According to the report, Uganda’s economy is expected to grow by 5.5% in the 2022/2023 financial year, up from 4.7% in the previous financial year.
The estimate was revealed in the 20th edition of the World Bank’s Uganda Economic Review, which states that the Ugandan economy has bounced back from the Covid-19 pandemic.
The 20th edition of the Uganda Economic Update was released in Kampala on December 15, 2022.
The report also showed that Uganda’s economy is expected to grow by up to 6% in 2024, showing the strength of the economy during the global recession.
During the pandemic, Uganda’s economy took a major hit as the lockdown laws cut economic growth in half by 2021.
The country’s economic recovery has grown in 2022, due to strong performance in the services and industrial sectors, continued private consumption, and increased private investment.
The bank projects that in the coming years, the East African nation’s economic growth will be accelerated by infrastructure construction and heavy investment in oil production.
The World Bank report reads in part, “Rapid growth could reduce the poverty rate slightly to 41.9 percent by 2024, although this will depend on how conditions change.”
Speaking on the World Bank concept, Ms. Mukami Kariuki, World Bank Country Manager, said “Now, to generate enough jobs for one of the world’s fastest growing populations, to accelerate income growth and lift its people out of poverty, Uganda’s economy will need to grow rapidly, sustainably, and broadly. Strengthening regional trade and international trade is one way to do it.”

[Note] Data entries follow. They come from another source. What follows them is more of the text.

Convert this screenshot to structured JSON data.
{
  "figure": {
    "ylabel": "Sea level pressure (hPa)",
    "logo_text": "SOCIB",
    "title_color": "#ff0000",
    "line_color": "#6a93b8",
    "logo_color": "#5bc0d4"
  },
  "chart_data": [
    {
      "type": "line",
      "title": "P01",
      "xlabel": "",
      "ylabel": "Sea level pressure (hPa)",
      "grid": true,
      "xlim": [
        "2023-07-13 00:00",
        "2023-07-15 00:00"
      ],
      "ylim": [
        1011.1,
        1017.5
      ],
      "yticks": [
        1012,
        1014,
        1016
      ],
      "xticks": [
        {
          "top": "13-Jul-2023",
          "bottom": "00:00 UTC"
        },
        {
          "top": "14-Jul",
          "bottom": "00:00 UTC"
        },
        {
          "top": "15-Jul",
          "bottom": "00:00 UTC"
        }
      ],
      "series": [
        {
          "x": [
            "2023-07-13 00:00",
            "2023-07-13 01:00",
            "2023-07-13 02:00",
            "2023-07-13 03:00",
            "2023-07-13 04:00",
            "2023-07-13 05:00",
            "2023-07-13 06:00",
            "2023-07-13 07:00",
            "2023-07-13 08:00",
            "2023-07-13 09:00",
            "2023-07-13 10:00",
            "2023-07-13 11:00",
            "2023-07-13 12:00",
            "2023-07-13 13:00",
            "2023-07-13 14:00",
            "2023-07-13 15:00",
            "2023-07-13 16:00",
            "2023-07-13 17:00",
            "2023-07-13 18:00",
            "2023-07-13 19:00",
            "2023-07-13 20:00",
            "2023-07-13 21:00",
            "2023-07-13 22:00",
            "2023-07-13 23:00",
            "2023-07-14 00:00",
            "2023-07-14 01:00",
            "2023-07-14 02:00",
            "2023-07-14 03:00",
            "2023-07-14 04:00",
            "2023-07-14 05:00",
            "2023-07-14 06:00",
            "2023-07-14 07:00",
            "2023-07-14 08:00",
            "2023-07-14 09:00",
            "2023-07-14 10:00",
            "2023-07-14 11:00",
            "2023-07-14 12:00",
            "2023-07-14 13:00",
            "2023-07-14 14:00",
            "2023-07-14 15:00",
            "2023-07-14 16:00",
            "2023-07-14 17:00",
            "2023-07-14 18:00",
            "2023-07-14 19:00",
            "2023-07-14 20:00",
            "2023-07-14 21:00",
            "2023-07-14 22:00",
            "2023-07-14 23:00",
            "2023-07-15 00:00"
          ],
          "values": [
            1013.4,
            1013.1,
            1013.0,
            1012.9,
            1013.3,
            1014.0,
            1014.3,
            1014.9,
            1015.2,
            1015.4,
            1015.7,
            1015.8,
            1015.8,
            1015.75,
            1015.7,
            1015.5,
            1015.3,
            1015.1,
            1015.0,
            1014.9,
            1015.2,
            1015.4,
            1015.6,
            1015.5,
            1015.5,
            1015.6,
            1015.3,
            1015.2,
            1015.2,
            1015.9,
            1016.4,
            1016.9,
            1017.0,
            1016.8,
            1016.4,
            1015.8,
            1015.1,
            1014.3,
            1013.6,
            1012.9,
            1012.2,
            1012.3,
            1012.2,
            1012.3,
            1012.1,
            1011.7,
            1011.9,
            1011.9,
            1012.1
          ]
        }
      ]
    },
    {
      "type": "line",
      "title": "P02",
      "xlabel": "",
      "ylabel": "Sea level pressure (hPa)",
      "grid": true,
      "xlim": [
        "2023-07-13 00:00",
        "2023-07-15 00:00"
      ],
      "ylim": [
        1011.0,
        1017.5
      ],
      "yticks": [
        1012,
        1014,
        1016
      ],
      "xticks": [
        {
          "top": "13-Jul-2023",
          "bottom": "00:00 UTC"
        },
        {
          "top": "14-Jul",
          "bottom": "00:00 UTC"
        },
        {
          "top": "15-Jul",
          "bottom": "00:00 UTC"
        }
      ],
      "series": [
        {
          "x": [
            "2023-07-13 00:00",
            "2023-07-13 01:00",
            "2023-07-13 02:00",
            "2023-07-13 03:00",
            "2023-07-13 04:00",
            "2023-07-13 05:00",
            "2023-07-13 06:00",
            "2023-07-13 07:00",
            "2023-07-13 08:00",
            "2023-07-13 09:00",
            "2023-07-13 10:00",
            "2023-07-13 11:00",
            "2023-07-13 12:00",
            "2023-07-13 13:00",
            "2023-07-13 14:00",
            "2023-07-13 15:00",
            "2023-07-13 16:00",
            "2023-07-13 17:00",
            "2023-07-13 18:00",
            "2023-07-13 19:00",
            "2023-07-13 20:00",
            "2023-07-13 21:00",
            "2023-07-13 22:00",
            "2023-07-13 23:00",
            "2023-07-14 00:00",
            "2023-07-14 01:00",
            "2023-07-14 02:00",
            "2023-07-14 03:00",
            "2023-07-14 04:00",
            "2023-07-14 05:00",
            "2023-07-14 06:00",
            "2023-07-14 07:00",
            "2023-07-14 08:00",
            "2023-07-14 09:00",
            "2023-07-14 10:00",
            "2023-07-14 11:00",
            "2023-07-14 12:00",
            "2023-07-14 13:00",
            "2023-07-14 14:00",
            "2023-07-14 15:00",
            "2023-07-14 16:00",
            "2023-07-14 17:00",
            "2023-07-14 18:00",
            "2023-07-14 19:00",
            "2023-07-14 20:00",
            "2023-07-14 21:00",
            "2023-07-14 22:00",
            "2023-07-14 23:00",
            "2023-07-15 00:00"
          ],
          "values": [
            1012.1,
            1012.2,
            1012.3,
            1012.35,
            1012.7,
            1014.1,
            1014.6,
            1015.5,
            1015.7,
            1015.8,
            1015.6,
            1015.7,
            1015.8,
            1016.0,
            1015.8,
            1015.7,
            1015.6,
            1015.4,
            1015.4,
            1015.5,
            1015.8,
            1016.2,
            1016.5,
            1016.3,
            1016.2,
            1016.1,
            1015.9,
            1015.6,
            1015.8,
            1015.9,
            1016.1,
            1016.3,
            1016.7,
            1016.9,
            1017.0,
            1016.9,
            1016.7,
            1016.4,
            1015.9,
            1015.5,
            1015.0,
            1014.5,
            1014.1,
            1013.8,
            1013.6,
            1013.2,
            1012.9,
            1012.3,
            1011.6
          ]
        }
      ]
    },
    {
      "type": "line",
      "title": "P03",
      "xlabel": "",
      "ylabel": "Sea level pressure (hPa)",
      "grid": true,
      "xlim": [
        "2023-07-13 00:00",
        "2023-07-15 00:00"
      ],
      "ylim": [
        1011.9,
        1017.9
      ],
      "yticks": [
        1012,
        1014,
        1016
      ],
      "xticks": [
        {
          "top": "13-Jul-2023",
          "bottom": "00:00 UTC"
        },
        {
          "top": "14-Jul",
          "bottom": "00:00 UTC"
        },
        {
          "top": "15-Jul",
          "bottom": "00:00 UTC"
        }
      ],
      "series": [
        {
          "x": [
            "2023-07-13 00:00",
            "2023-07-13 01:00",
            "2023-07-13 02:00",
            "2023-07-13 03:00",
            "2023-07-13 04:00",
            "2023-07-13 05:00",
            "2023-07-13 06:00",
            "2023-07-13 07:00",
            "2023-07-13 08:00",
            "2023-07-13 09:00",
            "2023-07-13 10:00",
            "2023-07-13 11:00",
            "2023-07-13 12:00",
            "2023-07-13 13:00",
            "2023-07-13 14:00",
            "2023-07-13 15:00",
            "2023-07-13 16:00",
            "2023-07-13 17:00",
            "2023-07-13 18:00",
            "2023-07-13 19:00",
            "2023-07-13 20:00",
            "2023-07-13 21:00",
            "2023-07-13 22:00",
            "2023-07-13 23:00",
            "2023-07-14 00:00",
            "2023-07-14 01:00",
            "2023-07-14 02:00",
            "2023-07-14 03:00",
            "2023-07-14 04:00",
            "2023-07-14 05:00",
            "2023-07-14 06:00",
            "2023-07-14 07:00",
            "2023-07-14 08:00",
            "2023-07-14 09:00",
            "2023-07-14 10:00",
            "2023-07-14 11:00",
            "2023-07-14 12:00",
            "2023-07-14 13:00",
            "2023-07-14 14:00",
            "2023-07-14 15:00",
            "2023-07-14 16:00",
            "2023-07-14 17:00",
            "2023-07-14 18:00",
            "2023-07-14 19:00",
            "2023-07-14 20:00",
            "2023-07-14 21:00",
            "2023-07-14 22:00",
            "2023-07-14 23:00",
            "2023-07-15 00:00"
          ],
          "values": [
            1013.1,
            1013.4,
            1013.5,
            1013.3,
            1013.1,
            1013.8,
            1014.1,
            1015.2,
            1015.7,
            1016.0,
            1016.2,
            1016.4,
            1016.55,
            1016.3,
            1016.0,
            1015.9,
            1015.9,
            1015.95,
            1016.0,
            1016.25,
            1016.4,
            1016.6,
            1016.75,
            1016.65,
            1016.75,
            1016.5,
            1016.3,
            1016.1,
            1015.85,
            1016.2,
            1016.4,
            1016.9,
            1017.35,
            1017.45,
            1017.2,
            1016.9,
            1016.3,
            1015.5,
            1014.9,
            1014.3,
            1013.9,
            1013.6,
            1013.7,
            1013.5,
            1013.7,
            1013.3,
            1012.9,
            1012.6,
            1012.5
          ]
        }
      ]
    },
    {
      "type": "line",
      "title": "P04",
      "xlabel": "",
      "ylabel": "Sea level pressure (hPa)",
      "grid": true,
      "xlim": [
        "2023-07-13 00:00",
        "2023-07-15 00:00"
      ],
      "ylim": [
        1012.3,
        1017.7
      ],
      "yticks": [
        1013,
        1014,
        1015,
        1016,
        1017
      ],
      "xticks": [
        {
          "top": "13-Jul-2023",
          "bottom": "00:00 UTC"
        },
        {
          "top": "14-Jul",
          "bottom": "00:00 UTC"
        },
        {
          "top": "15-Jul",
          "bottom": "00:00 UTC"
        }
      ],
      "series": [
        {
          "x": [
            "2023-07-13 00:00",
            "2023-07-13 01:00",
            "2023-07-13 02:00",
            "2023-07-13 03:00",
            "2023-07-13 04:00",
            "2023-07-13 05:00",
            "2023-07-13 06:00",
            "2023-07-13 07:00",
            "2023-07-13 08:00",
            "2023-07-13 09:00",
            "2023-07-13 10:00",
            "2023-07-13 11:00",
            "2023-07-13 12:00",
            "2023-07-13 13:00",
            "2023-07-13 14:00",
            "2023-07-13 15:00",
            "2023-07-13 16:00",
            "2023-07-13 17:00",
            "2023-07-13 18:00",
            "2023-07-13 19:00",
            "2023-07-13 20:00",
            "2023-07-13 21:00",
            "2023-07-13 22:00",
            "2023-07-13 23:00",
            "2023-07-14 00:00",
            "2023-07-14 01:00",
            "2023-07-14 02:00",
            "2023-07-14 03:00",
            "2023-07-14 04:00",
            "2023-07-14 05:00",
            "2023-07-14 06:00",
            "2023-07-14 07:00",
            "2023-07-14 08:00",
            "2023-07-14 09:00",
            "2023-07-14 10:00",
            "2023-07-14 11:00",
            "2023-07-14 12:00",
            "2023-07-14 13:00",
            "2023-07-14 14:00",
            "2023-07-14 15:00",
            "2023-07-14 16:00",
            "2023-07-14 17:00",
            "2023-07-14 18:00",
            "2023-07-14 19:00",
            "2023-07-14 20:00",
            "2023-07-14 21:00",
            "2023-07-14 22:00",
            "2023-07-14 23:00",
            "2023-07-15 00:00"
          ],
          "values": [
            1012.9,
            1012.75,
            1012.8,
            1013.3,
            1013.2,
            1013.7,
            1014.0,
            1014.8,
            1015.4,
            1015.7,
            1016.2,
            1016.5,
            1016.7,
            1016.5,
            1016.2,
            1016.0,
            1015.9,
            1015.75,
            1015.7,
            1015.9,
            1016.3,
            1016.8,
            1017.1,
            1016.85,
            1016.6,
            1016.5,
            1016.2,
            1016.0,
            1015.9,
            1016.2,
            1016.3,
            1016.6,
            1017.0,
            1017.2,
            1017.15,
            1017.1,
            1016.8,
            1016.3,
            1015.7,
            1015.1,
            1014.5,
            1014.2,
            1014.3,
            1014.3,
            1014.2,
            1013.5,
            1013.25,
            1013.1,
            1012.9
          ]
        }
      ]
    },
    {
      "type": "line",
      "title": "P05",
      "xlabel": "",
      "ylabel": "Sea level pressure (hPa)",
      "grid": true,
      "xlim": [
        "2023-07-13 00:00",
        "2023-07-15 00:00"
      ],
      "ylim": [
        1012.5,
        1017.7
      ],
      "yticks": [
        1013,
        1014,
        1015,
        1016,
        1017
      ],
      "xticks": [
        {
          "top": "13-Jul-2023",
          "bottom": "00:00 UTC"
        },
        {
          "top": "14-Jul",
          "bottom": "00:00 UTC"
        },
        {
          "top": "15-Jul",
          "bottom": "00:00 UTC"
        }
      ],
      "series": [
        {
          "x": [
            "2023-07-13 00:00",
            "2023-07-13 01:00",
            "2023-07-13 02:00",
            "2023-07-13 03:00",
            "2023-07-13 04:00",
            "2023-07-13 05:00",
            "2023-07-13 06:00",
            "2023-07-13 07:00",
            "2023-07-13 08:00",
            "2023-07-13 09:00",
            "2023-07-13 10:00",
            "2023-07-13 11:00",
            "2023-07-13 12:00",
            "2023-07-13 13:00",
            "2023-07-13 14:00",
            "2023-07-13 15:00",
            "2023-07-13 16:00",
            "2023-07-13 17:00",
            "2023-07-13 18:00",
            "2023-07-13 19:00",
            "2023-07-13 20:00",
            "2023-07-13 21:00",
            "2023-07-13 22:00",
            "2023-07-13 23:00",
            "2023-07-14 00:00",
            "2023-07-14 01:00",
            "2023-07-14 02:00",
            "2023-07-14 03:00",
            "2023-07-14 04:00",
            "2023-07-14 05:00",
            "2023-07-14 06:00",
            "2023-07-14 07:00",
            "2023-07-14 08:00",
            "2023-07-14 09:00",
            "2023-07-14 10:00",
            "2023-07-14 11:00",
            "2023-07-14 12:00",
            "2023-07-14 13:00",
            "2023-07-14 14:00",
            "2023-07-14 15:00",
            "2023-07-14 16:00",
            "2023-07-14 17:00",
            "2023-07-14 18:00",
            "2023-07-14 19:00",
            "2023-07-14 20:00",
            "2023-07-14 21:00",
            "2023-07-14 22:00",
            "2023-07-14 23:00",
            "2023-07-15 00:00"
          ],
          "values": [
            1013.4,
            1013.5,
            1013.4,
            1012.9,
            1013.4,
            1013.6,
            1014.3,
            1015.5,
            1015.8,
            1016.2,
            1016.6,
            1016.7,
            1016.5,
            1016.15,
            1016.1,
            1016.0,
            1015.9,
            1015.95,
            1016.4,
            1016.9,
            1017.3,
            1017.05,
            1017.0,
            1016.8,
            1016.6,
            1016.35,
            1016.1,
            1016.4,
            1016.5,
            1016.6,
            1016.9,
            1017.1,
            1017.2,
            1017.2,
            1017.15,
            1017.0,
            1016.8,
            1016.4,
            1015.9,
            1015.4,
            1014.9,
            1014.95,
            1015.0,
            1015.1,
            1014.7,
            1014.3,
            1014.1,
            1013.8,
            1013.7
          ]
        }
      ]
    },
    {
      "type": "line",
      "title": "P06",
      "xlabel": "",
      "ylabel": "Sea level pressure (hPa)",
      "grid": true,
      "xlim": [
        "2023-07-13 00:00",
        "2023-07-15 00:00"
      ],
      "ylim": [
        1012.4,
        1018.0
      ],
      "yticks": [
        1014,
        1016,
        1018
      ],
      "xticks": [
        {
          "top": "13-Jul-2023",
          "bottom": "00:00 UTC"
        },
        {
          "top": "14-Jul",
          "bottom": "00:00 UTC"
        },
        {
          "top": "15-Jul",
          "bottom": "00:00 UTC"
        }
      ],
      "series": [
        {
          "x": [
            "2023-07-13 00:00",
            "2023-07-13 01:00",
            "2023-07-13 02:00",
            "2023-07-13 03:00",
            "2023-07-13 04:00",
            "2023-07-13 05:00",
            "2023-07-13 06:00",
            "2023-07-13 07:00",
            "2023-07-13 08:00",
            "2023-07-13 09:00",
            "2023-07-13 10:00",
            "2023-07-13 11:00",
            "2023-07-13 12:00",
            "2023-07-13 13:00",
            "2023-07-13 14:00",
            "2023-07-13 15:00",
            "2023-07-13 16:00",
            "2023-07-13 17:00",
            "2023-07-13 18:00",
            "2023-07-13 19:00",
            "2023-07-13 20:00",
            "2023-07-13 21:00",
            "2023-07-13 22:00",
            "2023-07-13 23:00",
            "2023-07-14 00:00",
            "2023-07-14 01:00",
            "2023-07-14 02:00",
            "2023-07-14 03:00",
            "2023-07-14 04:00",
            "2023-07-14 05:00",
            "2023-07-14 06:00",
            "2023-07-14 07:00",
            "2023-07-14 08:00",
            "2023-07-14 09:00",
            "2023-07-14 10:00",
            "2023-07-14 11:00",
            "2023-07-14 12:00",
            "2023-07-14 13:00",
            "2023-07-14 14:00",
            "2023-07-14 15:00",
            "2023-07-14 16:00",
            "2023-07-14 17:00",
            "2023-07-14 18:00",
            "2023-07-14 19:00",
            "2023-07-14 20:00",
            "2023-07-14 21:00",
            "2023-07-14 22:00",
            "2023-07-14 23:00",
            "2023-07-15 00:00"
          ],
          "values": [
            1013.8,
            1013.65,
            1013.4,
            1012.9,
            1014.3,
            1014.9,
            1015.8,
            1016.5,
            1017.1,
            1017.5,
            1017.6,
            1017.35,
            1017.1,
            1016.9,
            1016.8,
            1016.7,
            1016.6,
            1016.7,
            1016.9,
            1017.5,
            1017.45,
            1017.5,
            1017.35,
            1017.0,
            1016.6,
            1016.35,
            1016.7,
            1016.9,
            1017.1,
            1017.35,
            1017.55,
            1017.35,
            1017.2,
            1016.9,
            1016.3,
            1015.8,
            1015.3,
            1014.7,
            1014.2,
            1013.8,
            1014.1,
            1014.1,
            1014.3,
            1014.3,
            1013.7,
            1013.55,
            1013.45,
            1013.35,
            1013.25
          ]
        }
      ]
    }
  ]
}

However, the World Bank warned against limiting growth. First, the bank warned that if the Ebola outbreak in the country is not contained, it could seriously affect the country’s economy.
The report also warned of a resurgence of the Covid-19 epidemic. Asides health-related issues, there is also the issue of incurring too much foreign debt. This is currently not a problem for the Ugandan government, as it is still able to service its debts, however, now more than ever, Uganda must be careful not to exceed its current capacity.
“Government’s fiscal plan must balance spending to create enough room for priority spending while continuing to shift spending away from infrastructure and investment in the workforce,” the report shows.